Sunday, 14 February 2010
Sunday Night is... The Four Seasons
Last night I finally finished the redraft of the Márai. Off it goes to Knopf with my blessings - just as soon as I've finished this post. The very last part of the book had been redrafted two or three times already so I felt I could pre-celebrate with some music while checking through. I just picked something out of one of the CD drawers and it happened to be The Four Seasons. I was typing and wanting to dance at the same time, so I did stop and dance a little, then sat down again. Then got up again and sat back down again. The harmonies are like the Beach Boys but it's the sheer bursting simplicity of the music that's such fun. I felt I needed some fun. Then I finished the redraft of the redraft of the redraft and sent it to myself by email lest some dreadful accident befall the computer before it gets to the USA across the troubled waters of the Atlantic. I slept well and deeply and didn't wake as early as usual.
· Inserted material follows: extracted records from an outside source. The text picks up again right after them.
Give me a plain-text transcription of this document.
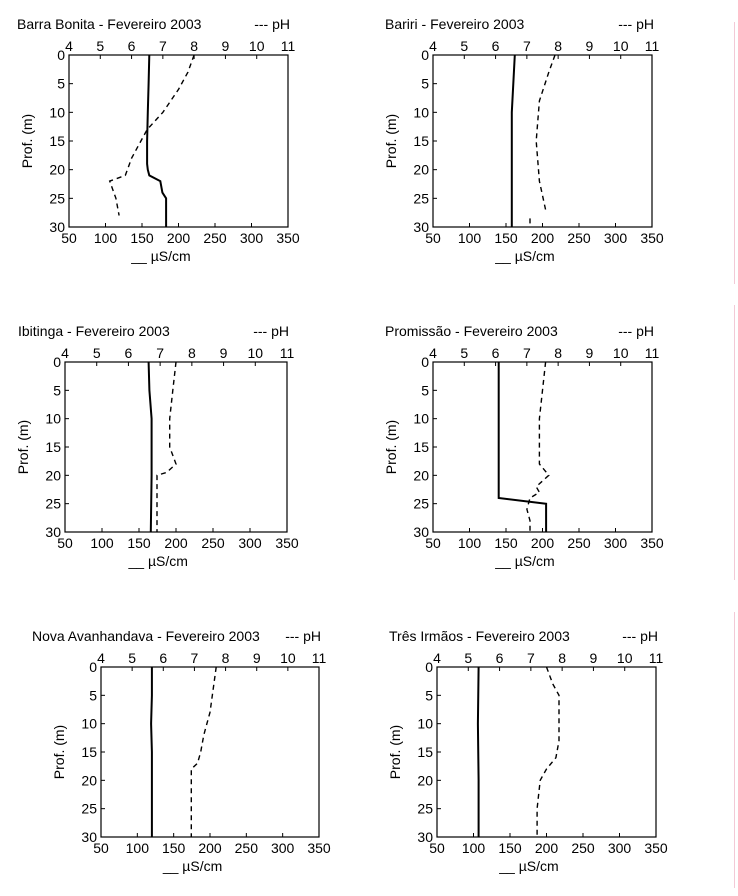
50 100 150 200 250 300 350
4 5 6 7 8 9 10 11
0
5
10
15
20
25
30
Barra Bonita - Fevereiro 2003	--- pH
Prof. (m)
__ µS/cm
50 100 150 200 250 300 350
4 5 6 7 8 9 10 11
0
5
10
15
20
25
30
Bariri - Fevereiro 2003	--- pH
Prof. (m)
__ µS/cm
50 100 150 200 250 300 350
4 5 6 7 8 9 10 11
0
5
10
15
20
25
30
Ibitinga - Fevereiro 2003	--- pH
Prof. (m)
__ µS/cm
50 100 150 200 250 300 350
4 5 6 7 8 9 10 11
0
5
10
15
20
25
30
Promissão - Fevereiro 2003	--- pH
Prof. (m)
__ µS/cm
50 100 150 200 250 300 350
4 5 6 7 8 9 10 11
0
5
10
15
20
25
30
Nova Avanhandava - Fevereiro 2003 --- pH
Prof. (m)
__ µS/cm
50 100 150 200 250 300 350
4 5 6 7 8 9 10 11
0
5
10
15
20
25
30
Três Irmãos - Fevereiro 2003	--- pH
Prof. (m)
__ µS/cm
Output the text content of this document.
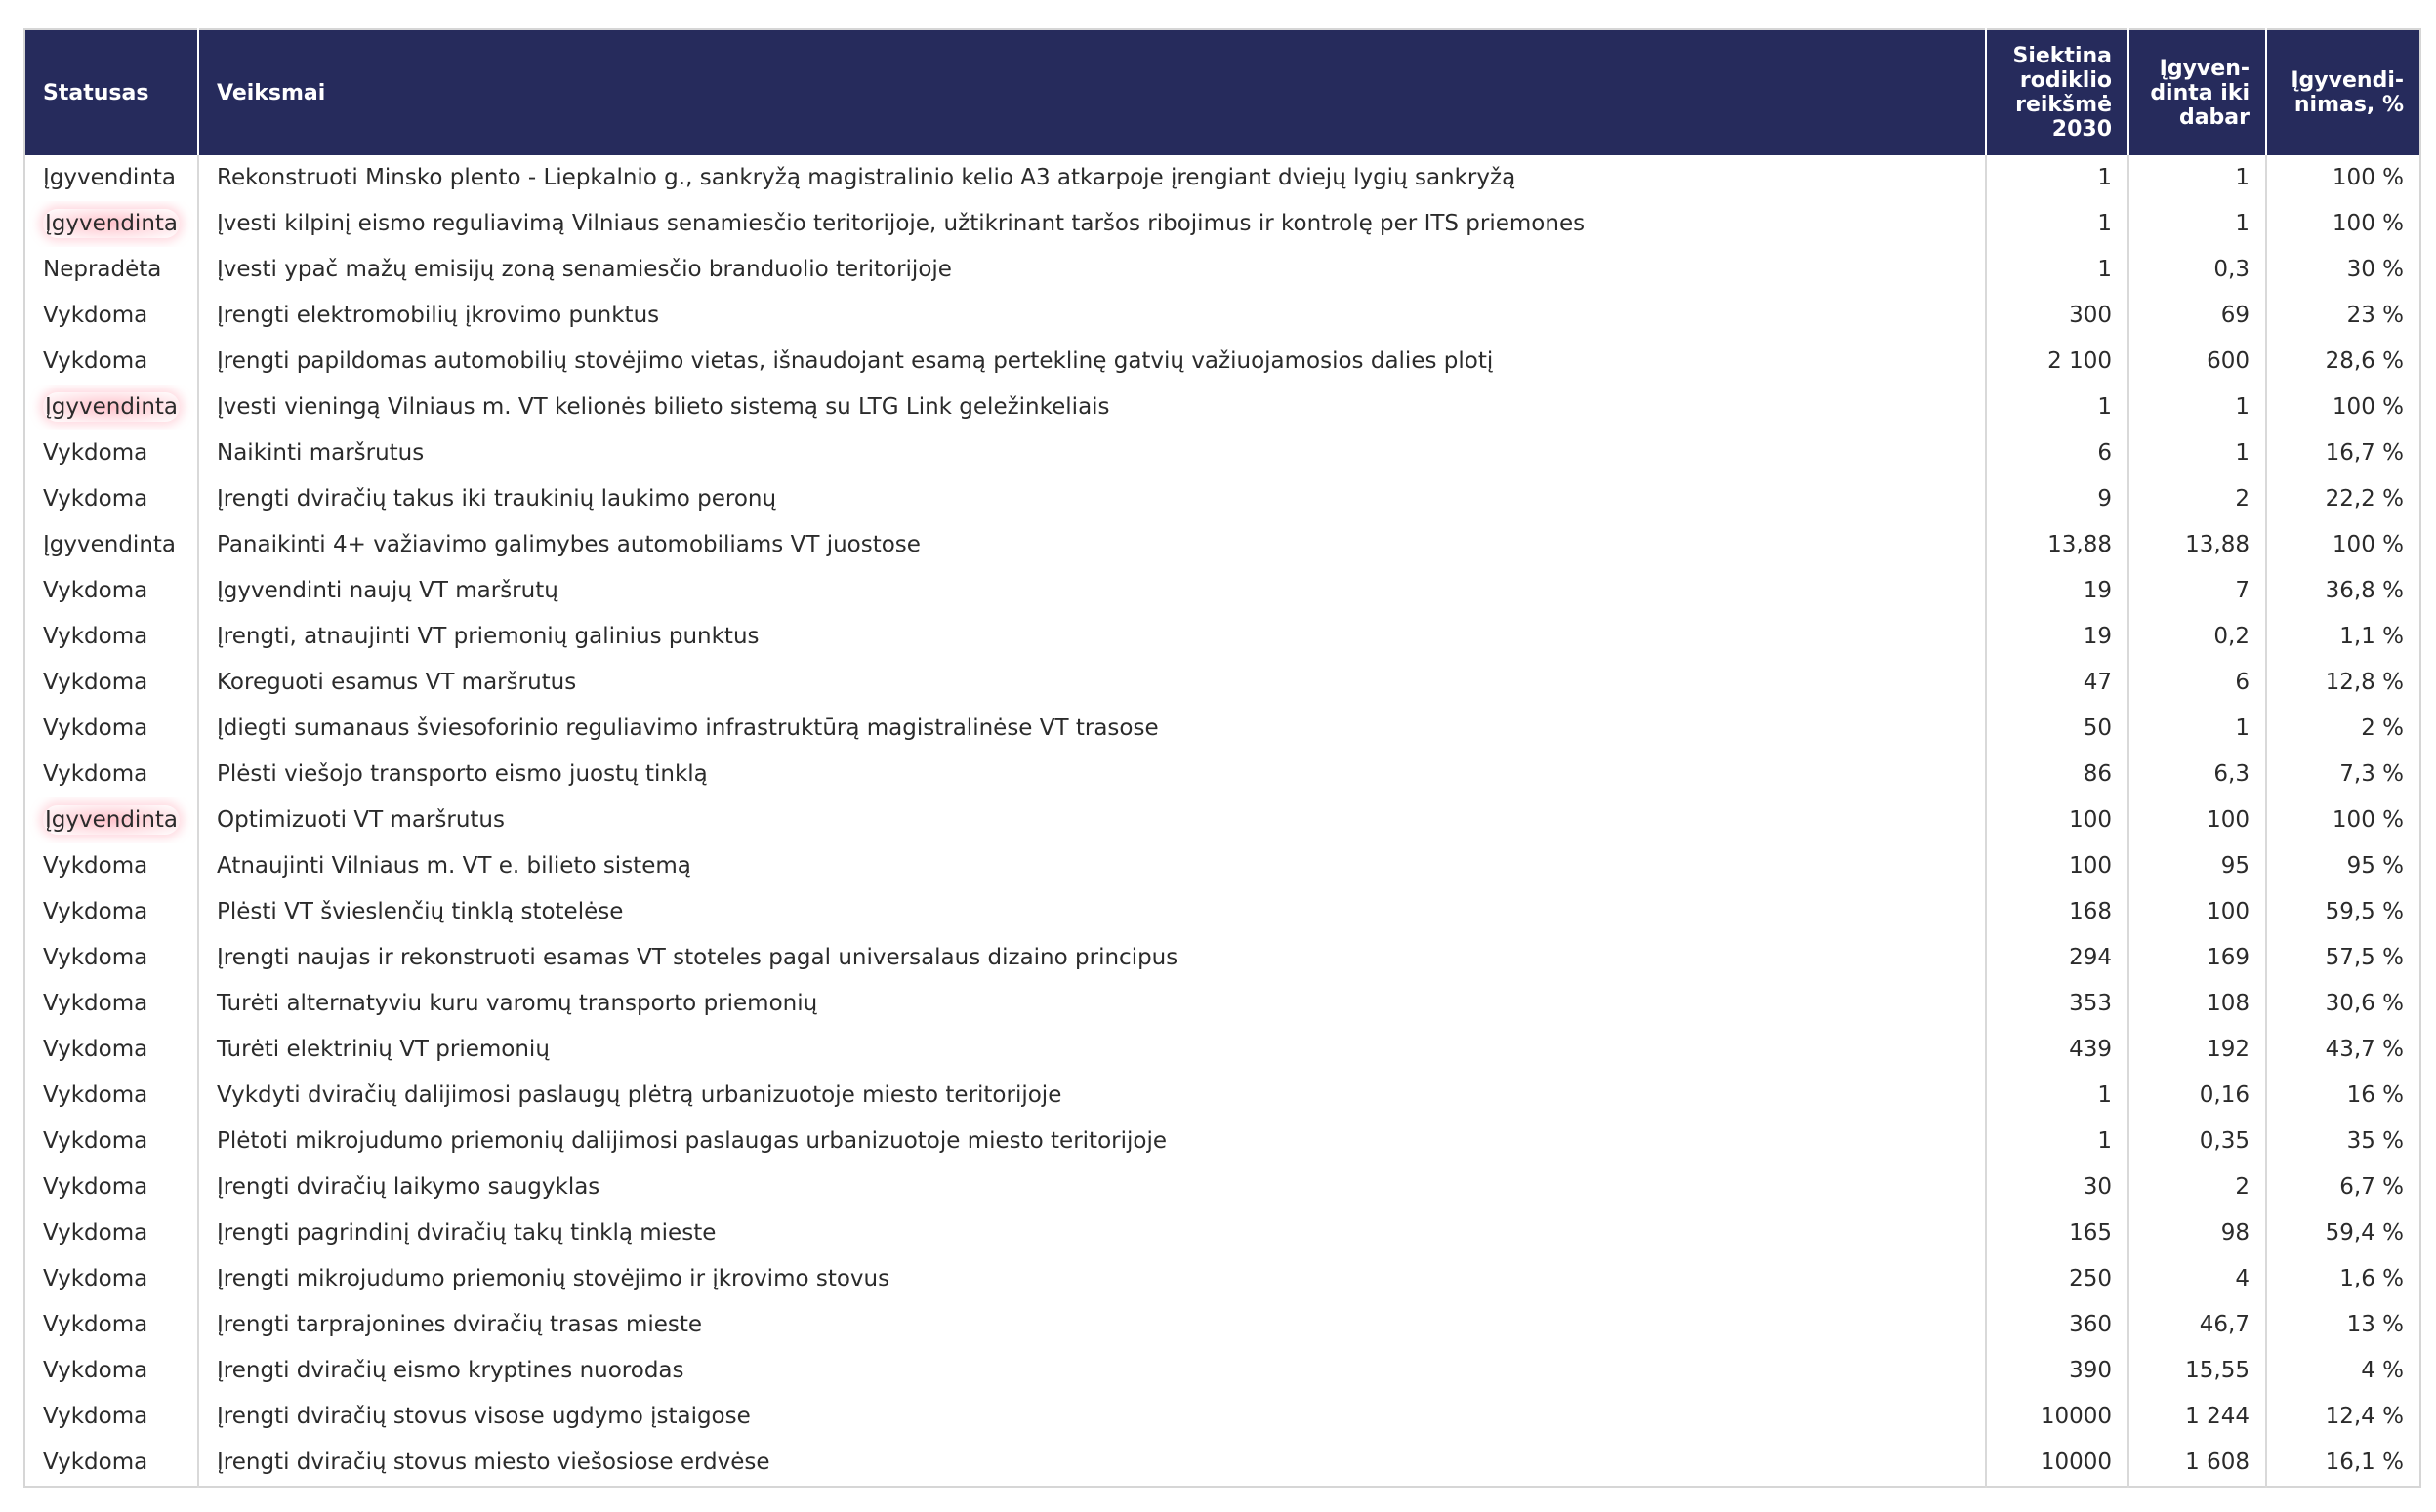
Statusas	Veiksmai	Siektina
rodiklio
reikšmė
2030	Įgyven-
dinta iki
dabar	Įgyvendi-
nimas, %

Įgyvendinta	Rekonstruoti Minsko plento - Liepkalnio g., sankryžą magistralinio kelio A3 atkarpoje įrengiant dviejų lygių sankryžą	1	1	100 %
Įgyvendinta	Įvesti kilpinį eismo reguliavimą Vilniaus senamiesčio teritorijoje, užtikrinant taršos ribojimus ir kontrolę per ITS priemones	1	1	100 %
Nepradėta	Įvesti ypač mažų emisijų zoną senamiesčio branduolio teritorijoje	1	0,3	30 %
Vykdoma	Įrengti elektromobilių įkrovimo punktus	300	69	23 %
Vykdoma	Įrengti papildomas automobilių stovėjimo vietas, išnaudojant esamą perteklinę gatvių važiuojamosios dalies plotį	2 100	600	28,6 %
Įgyvendinta	Įvesti vieningą Vilniaus m. VT kelionės bilieto sistemą su LTG Link geležinkeliais	1	1	100 %
Vykdoma	Naikinti maršrutus	6	1	16,7 %
Vykdoma	Įrengti dviračių takus iki traukinių laukimo peronų	9	2	22,2 %
Įgyvendinta	Panaikinti 4+ važiavimo galimybes automobiliams VT juostose	13,88	13,88	100 %
Vykdoma	Įgyvendinti naujų VT maršrutų	19	7	36,8 %
Vykdoma	Įrengti, atnaujinti VT priemonių galinius punktus	19	0,2	1,1 %
Vykdoma	Koreguoti esamus VT maršrutus	47	6	12,8 %
Vykdoma	Įdiegti sumanaus šviesoforinio reguliavimo infrastruktūrą magistralinėse VT trasose	50	1	2 %
Vykdoma	Plėsti viešojo transporto eismo juostų tinklą	86	6,3	7,3 %
Įgyvendinta	Optimizuoti VT maršrutus	100	100	100 %
Vykdoma	Atnaujinti Vilniaus m. VT e. bilieto sistemą	100	95	95 %
Vykdoma	Plėsti VT švieslenčių tinklą stotelėse	168	100	59,5 %
Vykdoma	Įrengti naujas ir rekonstruoti esamas VT stoteles pagal universalaus dizaino principus	294	169	57,5 %
Vykdoma	Turėti alternatyviu kuru varomų transporto priemonių	353	108	30,6 %
Vykdoma	Turėti elektrinių VT priemonių	439	192	43,7 %
Vykdoma	Vykdyti dviračių dalijimosi paslaugų plėtrą urbanizuotoje miesto teritorijoje	1	0,16	16 %
Vykdoma	Plėtoti mikrojudumo priemonių dalijimosi paslaugas urbanizuotoje miesto teritorijoje	1	0,35	35 %
Vykdoma	Įrengti dviračių laikymo saugyklas	30	2	6,7 %
Vykdoma	Įrengti pagrindinį dviračių takų tinklą mieste	165	98	59,4 %
Vykdoma	Įrengti mikrojudumo priemonių stovėjimo ir įkrovimo stovus	250	4	1,6 %
Vykdoma	Įrengti tarprajonines dviračių trasas mieste	360	46,7	13 %
Vykdoma	Įrengti dviračių eismo kryptines nuorodas	390	15,55	4 %
Vykdoma	Įrengti dviračių stovus visose ugdymo įstaigose	10000	1 244	12,4 %
Vykdoma	Įrengti dviračių stovus miesto viešosiose erdvėse	10000	1 608	16,1 %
Sunday morning is the time my father used to ring for a chat. I woke remembering that, as did C beside me. The sun was brilliant. I sat down to write a poem, one of the series based on postcards front and back that I am writing as part of the art-writing collaborative project with Caroline Wright, Helen Rousseau and Phyllida Barlow. I have three poems so far, of two parts each. I have found both the earlier ones exciting to write, then everything stopped. Now it started up again. The new one too excites me. Having produced a draft I had the urge to go to the sea and asked C if she wanted to go. But it was lunchtime and clouding.
A sudden wave of depression washed over us both. I sat down to watch the football on TV and slowly cheered. The match ended. The sun was out again, so we went for a walk. The light was unearthly beautiful - to call it golden is to insult it. It was clear and long and dazzling, everything extraordinarily luminous. Goldfinches again, maybe a greenfinch. And a tiny flittering, zipping bird across the river we couldn't follow. Perhaps a kingfisher? There are kingfishers there. And back by the abbey, the towers pure Samuel Palmer, visionary period.
I have not done a single practical thing today in respect of my father's accounts and savings. One day off. Tomorrow it's university then, in the evening, I give away some prizes and read a few poems. More work in store - plenty of it to come, of all sorts. I read in Cambridge on Thursday night - at Trinity College.
And I see Wayne Bridge did not break his leg but played very well. Not that his team won - no, they play again against friend Stephen's heroes. I rather fancy the Stokies to win.
The YouTube here isn't particularly good - lipsynch- but it's OK. It will do.